A necessidade de superação do paradigma racionalista-cartesiano focalizado na valorização do fato objetivo é essencial para que se tenha uma nova compreensão das relações do homem na sociedade, em que a presença de valores subjetivos resultantes da diversidade e da pluralidade de idéias e práticas que os diferentes povos vivenciam, precisa ser evidenciada nas discussões em sala de aula, visando formar um profissional capaz de ler, interpretar e compreender a realidade complexa.

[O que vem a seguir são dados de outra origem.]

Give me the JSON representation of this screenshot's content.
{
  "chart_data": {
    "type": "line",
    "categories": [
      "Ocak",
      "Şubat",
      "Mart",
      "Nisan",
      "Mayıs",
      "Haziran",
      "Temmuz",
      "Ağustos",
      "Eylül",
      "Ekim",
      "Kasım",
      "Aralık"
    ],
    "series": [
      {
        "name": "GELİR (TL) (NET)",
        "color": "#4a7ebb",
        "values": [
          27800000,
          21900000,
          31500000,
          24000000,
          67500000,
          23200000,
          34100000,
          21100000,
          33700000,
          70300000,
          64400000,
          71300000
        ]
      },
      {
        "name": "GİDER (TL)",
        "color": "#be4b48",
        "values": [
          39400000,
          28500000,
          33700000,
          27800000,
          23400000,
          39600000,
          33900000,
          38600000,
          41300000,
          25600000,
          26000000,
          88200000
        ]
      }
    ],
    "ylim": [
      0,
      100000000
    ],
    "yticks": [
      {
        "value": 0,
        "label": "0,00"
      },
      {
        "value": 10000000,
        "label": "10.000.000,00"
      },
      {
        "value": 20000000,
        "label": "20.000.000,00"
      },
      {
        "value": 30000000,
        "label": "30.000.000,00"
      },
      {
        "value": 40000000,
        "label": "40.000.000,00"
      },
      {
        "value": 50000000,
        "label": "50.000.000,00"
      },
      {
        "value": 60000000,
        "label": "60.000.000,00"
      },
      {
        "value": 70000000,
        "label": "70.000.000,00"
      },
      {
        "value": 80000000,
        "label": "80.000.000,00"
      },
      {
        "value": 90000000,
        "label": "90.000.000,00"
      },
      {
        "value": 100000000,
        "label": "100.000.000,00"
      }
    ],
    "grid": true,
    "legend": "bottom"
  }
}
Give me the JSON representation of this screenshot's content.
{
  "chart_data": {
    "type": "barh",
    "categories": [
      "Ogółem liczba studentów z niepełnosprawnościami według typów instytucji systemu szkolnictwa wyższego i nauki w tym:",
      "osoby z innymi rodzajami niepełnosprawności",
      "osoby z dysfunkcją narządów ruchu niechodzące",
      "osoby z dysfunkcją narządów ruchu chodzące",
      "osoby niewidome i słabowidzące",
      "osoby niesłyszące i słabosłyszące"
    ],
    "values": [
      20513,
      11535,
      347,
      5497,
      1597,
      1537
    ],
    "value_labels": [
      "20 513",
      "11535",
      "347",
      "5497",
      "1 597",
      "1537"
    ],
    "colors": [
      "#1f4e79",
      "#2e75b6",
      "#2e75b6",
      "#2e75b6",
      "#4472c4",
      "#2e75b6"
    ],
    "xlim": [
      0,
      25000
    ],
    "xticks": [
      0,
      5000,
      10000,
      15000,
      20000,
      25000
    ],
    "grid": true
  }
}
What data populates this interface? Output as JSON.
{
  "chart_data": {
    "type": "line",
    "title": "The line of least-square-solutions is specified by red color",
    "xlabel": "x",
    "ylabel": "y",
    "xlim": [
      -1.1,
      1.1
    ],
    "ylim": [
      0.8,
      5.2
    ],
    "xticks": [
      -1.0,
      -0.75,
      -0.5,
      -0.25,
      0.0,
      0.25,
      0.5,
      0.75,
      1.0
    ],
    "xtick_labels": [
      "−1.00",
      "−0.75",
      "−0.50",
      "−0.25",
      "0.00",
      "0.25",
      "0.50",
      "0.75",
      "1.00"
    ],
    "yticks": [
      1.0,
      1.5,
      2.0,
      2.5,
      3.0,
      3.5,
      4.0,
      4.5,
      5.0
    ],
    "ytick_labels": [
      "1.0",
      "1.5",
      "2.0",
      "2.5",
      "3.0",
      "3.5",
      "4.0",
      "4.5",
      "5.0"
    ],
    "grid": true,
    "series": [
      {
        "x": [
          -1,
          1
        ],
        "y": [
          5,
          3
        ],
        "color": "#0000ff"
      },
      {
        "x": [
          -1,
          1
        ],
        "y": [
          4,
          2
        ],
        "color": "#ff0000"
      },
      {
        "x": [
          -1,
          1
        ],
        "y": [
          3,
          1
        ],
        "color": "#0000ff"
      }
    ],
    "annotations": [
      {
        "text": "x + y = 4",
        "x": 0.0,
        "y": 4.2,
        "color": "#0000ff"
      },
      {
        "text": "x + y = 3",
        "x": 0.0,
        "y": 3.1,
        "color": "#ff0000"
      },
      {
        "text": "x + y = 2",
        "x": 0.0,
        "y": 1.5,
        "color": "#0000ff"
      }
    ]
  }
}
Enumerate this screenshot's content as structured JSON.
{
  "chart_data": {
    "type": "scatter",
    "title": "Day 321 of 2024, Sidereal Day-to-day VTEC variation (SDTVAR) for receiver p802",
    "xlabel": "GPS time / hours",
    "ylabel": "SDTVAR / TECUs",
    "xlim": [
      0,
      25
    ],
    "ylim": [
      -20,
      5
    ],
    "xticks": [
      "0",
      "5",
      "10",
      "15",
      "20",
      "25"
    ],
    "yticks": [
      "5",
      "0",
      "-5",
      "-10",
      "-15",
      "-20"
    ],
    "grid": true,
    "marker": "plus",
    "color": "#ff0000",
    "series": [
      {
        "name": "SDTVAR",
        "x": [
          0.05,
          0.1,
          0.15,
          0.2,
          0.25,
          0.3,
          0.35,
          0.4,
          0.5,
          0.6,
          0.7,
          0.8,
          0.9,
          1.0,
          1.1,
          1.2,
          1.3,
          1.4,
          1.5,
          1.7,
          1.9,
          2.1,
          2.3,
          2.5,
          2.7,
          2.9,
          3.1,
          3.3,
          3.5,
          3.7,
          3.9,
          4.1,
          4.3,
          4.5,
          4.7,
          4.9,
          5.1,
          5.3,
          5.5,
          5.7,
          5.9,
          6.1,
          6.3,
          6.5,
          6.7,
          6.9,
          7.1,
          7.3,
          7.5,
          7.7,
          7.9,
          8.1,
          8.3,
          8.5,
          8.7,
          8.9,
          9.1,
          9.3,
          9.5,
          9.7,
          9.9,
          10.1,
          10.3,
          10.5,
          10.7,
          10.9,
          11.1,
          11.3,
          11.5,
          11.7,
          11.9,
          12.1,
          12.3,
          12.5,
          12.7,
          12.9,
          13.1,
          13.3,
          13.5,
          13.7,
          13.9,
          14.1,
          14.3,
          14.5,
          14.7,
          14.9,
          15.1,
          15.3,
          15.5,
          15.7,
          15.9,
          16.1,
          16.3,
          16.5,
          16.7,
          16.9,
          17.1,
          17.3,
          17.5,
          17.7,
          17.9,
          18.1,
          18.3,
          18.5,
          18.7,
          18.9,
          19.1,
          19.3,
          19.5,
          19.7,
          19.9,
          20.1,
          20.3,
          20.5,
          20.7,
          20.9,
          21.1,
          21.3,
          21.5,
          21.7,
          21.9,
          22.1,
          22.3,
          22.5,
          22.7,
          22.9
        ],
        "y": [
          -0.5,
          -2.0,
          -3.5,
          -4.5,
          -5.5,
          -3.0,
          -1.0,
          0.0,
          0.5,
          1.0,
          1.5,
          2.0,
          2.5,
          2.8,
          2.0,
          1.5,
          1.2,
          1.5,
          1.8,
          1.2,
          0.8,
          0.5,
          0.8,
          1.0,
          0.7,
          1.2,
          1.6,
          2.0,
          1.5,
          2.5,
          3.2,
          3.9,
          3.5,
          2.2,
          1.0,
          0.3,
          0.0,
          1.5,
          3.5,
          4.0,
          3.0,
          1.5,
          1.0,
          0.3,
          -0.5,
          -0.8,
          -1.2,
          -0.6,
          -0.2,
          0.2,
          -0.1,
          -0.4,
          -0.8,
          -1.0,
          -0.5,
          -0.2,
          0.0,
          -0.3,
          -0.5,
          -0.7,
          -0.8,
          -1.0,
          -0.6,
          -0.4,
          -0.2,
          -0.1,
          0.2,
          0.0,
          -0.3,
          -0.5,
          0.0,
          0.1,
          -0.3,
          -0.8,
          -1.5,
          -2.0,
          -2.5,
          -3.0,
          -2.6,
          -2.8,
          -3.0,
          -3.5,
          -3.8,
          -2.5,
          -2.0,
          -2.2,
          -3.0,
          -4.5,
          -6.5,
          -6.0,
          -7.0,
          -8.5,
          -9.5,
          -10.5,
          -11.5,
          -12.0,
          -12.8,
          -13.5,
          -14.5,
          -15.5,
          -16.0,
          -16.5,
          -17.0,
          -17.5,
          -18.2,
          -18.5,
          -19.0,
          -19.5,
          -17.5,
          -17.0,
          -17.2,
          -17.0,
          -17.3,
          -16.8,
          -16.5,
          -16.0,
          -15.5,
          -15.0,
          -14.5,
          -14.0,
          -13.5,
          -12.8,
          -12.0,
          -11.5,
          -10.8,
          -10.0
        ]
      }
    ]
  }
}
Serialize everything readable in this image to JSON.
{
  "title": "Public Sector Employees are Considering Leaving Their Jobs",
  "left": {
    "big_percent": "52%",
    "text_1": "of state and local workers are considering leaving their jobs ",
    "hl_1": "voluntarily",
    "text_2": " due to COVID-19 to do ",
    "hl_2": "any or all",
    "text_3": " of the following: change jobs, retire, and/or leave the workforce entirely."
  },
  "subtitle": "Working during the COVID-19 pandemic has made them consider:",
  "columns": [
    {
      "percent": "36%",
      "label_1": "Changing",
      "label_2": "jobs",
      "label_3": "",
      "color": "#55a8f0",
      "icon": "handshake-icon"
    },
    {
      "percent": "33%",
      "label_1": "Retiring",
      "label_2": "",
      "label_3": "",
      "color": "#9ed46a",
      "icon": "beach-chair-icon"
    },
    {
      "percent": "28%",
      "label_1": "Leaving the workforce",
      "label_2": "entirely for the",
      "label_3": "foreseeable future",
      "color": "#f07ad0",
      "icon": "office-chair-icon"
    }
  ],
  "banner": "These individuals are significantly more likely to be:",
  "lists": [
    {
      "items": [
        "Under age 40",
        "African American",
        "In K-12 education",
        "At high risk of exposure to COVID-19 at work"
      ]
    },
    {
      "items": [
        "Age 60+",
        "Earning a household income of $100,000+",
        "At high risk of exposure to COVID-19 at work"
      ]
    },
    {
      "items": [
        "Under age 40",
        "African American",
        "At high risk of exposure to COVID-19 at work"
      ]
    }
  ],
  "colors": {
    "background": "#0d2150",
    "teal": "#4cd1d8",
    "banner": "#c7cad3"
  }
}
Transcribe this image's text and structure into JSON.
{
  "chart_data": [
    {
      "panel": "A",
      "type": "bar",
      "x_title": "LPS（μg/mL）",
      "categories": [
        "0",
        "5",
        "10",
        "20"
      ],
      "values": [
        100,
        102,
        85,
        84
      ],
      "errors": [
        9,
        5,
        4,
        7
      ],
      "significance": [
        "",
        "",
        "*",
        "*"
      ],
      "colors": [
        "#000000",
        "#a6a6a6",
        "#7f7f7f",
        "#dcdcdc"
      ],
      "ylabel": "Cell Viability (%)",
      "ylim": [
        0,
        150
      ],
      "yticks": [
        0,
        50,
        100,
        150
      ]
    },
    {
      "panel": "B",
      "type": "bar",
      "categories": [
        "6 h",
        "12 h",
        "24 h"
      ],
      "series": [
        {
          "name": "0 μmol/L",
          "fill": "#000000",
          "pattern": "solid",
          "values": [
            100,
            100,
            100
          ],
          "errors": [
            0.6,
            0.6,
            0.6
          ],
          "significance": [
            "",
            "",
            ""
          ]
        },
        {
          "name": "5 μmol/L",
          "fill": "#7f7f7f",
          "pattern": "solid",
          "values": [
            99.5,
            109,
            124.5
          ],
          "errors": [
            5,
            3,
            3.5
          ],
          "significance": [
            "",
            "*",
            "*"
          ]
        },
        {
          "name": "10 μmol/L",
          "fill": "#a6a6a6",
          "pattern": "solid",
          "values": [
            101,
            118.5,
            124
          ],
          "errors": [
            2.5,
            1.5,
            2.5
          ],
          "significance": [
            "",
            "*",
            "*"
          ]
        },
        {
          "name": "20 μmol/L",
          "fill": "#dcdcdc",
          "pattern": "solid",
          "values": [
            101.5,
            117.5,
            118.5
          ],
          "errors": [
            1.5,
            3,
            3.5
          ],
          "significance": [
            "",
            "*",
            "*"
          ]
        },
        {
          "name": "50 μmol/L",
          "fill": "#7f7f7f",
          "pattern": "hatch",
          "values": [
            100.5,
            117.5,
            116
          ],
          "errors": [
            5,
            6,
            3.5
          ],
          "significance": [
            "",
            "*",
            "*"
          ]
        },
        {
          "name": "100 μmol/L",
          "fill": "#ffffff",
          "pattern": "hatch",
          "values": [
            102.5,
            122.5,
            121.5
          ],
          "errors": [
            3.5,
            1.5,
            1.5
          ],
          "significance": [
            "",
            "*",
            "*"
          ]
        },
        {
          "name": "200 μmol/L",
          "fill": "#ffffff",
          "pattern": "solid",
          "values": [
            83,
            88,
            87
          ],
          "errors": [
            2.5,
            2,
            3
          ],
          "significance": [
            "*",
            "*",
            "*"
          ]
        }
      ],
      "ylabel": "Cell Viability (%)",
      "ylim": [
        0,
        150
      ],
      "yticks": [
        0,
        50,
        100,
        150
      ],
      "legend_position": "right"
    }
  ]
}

O ensino jurídico destinado à formação do jurista com a capacidade de construir uma visão crítica da sociedade, possibilita avançar na produção de um movimento em favor da emancipação e da autonomia dos povos, assegurando maior empenho de todos em prol do acesso à justiça.

Em vista do quadro que se apresenta na sociedade contemporânea, em que a universalização da reivindicação do acesso a justiça se acentua, decorrente da globalização do acesso a informação e a comunicação, o ensino jurídico deve romper com o viés conservador e tecnicista, abrangendo nas disciplinas doutrinárias um enfoque mais acentuado no plano social, afinal, toda e qualquer norma existe em função de relações sociais complexas que surgem a partir da ação humana.